I think a similar motto can hold in web design:
“The DOM* is its own best model”
- If you have a lot of elements and you need to record some piece of information about each one of them, you could make an array of items with some way to match an item to an element, but storing it using
dataattributes is more straightforward and less error-prone in most cases.
- If you need to make a calculation based on an element’s dimensions in order to set the value of something else, CSS’
calc(usually in combination with CSS variables) is going to be more reliable and less costly in most cases, particularly if it’s something that would otherwise need to be updated on resize, and which instead is handled dynamically by CSS’ variable units (%, vh, vw, etc).
- In tandem with the above bullet, CSS transitions and animations are the best way of doing simple animations 90% of the time.

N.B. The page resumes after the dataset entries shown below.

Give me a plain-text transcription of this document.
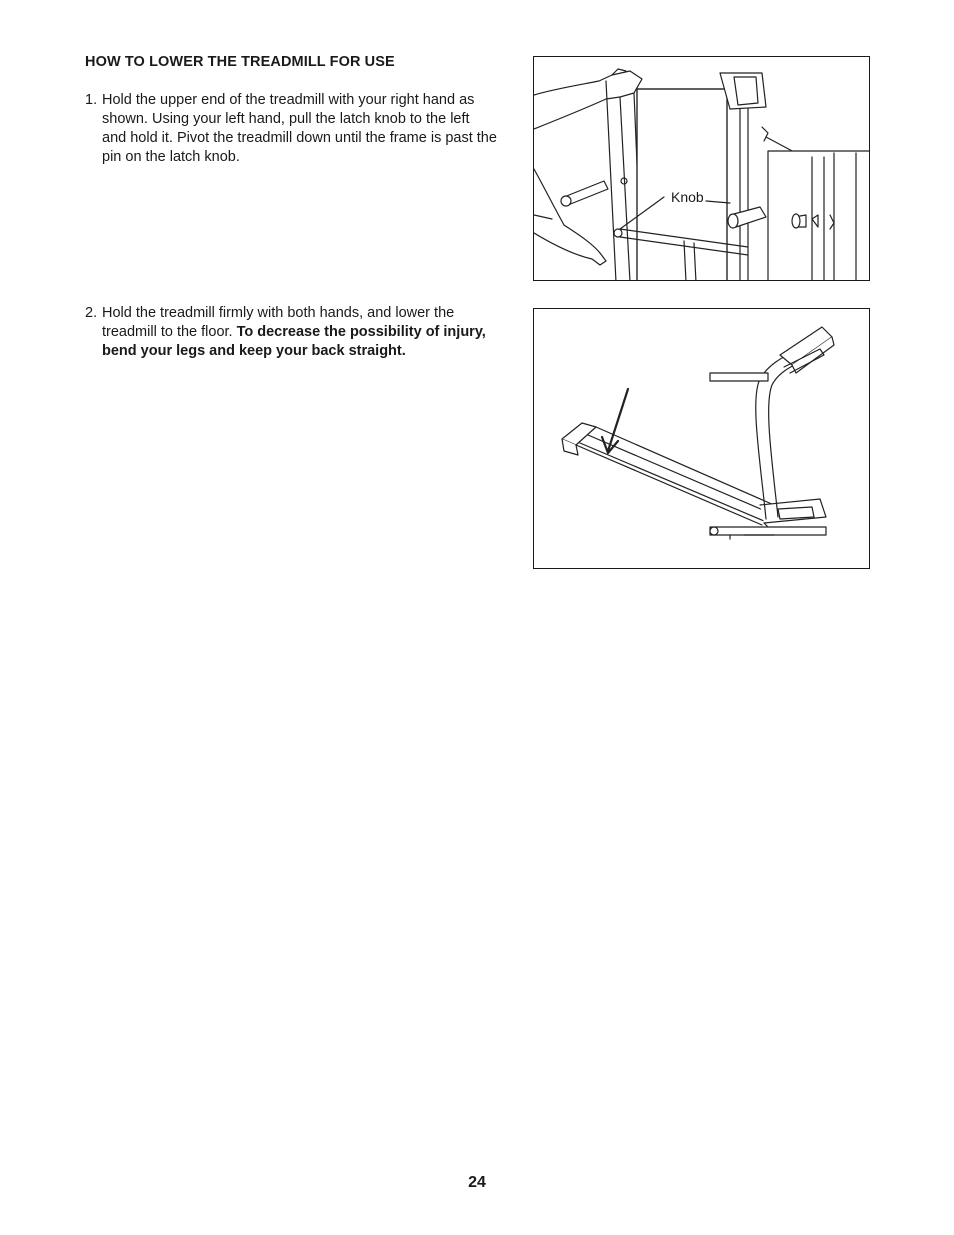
HOW TO LOWER THE TREADMILL FOR USE
1. Hold the upper end of the treadmill with your right hand as shown. Using your left hand, pull the latch knob to the left and hold it. Pivot the treadmill down until the frame is past the pin on the latch knob.
2. Hold the treadmill firmly with both hands, and lower the treadmill to the floor. To decrease the possibility of injury, bend your legs and keep your back straight.
Knob
24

Taking software rot as an example, it is a well-known phenomenon long documented in the literature of software. Yet it has no commonly-agreed up on solution. Its management is not a topic of discussion in job interviews nor in performance evaluations (for the most part). The contraventions for software rot are not listed in general programming books nor taught in coding boot camps.
I do not believe that software rot is ignored as a topic because no one recognizes its importance. I’m pretty sure it’s ignored because no one feels comfortable giving advice about it, because almost no one has successfully dealt with the long-term requirements-changes and subsystem upgrades that go with solving software rot.
When teaching programming, we sometimes personify computers as pedantic rule-followers: all your instructions have to be stated explicitly, and with perfect syntax, or else the computer will get confused and fail at the task.
I think this reflects one of the greatest lessons that computing has for philosophers. It shows you the precise limits of logic, once you can’t rely on the hardware built into our brains to explain ambiguous concepts like “idea”, “intuition”, “essence”, and so on.
This is absolutely not to say that human cognitive functions and consciousness can’t be manifest in a machine. I think recent achievements in deep learning are proving the former, and the latter is perfectly conceivable to me as well. The point is we can’t appeal to vague notions in explaining how our minds work, and these recent achievements in AI are demonstrating how malleable and logically imprecise a mind has to be in order to cope with the contingency of a natural environment.